Hillary Touts The COPS Program: Why Let Facts Get In The Way?

If I recall correctly from a chat with Mark Tapscott a long while back, the computer-assisted reporting program at the Heritage Foundation was partially inspired by questions of whether the Clinton-era COPS program was as effective as its backers said. They ran the numbers, trying to scientifically determine if there was any correlation between where COPS grants went, and reductions in crime.

While we’d all like to see an effective anti-crime program, the study found no correlation between the grants and crime reduction. In some places that received grants, crime went down, other places it didn’t; in some places crime went down where there were no COPS grants distributed.
USA Today noticed:

Ten years later, the grant program known as COPS (for Community Oriented Policing Services) has given $10 billion to help more than 12,000 police agencies hire and reassign officers. Politicians and police chiefs across the nation have said that COPS is a big reason for the sharp decline in crime rates that began in the late 1990s.
But now, with the largest buildup of local law enforcement in U.S. history winding down, a less flattering view of the COPS program is emerging: Federal audits of just 3% of all COPS grants have alleged that $277 million was misspent. Tens of thousands of jobs funded by the grants were never filled, or weren’t filled for long, auditors found. And there’s little evidence that COPS was a big factor in reducing crime.
The audits, conducted by the Justice Department’s inspector general and reviewed by USA TODAY, allege that some police agencies wrongly used the hiring grants to cover routine expenses at a time when local budgets were tightening.

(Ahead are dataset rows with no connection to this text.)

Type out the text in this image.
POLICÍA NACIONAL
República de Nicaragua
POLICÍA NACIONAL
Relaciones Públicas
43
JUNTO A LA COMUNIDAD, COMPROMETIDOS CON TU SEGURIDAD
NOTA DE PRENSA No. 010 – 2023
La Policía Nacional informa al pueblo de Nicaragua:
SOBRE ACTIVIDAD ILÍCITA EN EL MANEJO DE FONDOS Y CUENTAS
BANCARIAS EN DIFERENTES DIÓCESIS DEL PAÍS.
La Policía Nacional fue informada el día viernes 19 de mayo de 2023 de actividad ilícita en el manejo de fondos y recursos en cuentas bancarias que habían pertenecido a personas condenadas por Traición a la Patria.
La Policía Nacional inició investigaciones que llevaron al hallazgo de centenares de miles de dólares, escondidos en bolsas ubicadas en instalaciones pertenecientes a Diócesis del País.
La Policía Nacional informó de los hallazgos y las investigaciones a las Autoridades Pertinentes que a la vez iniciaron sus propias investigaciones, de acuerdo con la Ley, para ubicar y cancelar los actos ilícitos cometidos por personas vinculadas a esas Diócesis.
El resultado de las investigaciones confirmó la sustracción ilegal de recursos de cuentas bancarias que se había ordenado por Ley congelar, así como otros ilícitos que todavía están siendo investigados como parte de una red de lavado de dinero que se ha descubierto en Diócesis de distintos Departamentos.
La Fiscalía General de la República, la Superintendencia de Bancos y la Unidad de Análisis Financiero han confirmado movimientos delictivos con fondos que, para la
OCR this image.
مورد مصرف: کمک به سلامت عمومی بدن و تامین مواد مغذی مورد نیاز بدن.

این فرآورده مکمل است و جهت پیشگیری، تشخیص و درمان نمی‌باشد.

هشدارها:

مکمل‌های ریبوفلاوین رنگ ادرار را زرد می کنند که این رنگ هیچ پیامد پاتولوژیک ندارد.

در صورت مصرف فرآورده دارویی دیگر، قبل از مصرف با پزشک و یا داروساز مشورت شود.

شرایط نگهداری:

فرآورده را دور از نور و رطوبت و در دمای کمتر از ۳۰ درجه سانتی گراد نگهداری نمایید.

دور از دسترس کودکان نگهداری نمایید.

But, in an example of how today’s political rhetoric is impervious to facts, the COPS program is still touted as a proven crime-reducer from… well, guess who.

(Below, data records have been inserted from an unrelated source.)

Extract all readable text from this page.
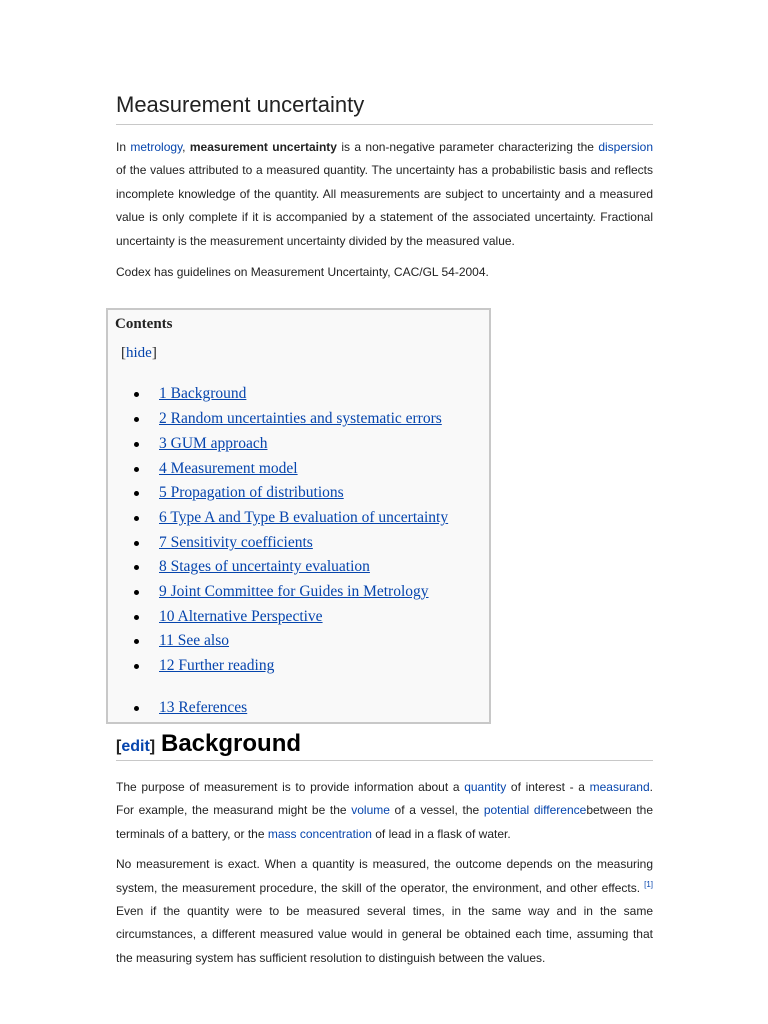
Measurement uncertainty

In metrology, measurement uncertainty is a non-negative parameter characterizing the dispersion of the values attributed to a measured quantity. The uncertainty has a probabilistic basis and reflects incomplete knowledge of the quantity. All measurements are subject to uncertainty and a measured value is only complete if it is accompanied by a statement of the associated uncertainty. Fractional uncertainty is the measurement uncertainty divided by the measured value.

Codex has guidelines on Measurement Uncertainty, CAC/GL 54-2004.

Contents
[hide]
1 Background
2 Random uncertainties and systematic errors
3 GUM approach
4 Measurement model
5 Propagation of distributions
6 Type A and Type B evaluation of uncertainty
7 Sensitivity coefficients
8 Stages of uncertainty evaluation
9 Joint Committee for Guides in Metrology
10 Alternative Perspective
11 See also
12 Further reading
13 References
[edit] Background

The purpose of measurement is to provide information about a quantity of interest - a measurand. For example, the measurand might be the volume of a vessel, the potential differencebetween the terminals of a battery, or the mass concentration of lead in a flask of water.

No measurement is exact. When a quantity is measured, the outcome depends on the measuring system, the measurement procedure, the skill of the operator, the environment, and other effects. [1] Even if the quantity were to be measured several times, in the same way and in the same circumstances, a different measured value would in general be obtained each time, assuming that the measuring system has sufficient resolution to distinguish between the values.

In a major speech to the National League of Cities today, Hillary Clinton called for putting more police officers on America’s streets by restoring funding to the nation’s community policing program after a report last week showed violent crime rising over the last two years.
“As funding for the COPS program has gone down, crime has gone up,” Clinton said. “By boosting funding for community policing we can put more cops on the beat and make our communities safer.” 
A report released by the Police Executive Forum last week found that homicides increased 10 percent and robberies 12 percent from 2004 to 2006. According to FBI data, aggravated assaults with guns rose 10 percent. 
With crime rising in cities across America, Clinton said she would more than double funding for Community Oriented Policing Systems (COPS) to Clinton administration levels of more than $1 billion. President Bush’s proposed budget slashes COPS funding by 94%, from $541 million in 2007 to $34 million in 2008, and provides no money to hire new police officers. 
Since it was created, the COPS program has funded nearly 118,000 officers in more than 13,000 communities. Between 1994 and 2001, due in part to the COPS grants, violent crime declined by 26 percent and the murder rate fell by 34 percent. An October 2005 Government Accountability Office (GAO) report concluded that for every dollar spent on COPS hiring per resident, crime fell by almost 30 incidents per 100,000 residents.

No, no, no, no, no.She even gets the number of cops wrong.

Research by The Heritage Foundation, U.S. Department of Justice, and the General Accounting Office have all found that COPS failed to come close the 100,000 additional officer goal. Despite funding of $8 billion between fiscal years 1994 to 2000, a 2000 report titled National Evaluation of the COPS Program, by the DOJ, estimates that the number of officers that COPS placed on the streets would, at most, peak at around 57,000 by 2001.

And while I would love to applaud an effective federal anti-crime initiative, we shouldn’t pretend that a connection is there because it’s politically convenient. It just isn’t there:

In response to possible concerns that a simultaneous relationship between violent crime and police expenditures does not exist, Heritage analysts re-estimated the models without lagging the expenditure variables. Due to space limitations, the results in tabular form are not presented. For all three models, none of the COPS grants, including the miscellaneous grants, had a statistically significant relationship with violent crime rates.

This is why policy debates with the Clintons are so infuriating. Instead of acknowledging, “this program has not worked as well as advertised, and we’re open to looking to new ways to fix it,” the Clinton machine just ignores data, research, and facts it finds inconvenient.

What matters to them is not whether the program but works, but that the perception is created that it works and that they get credit for it.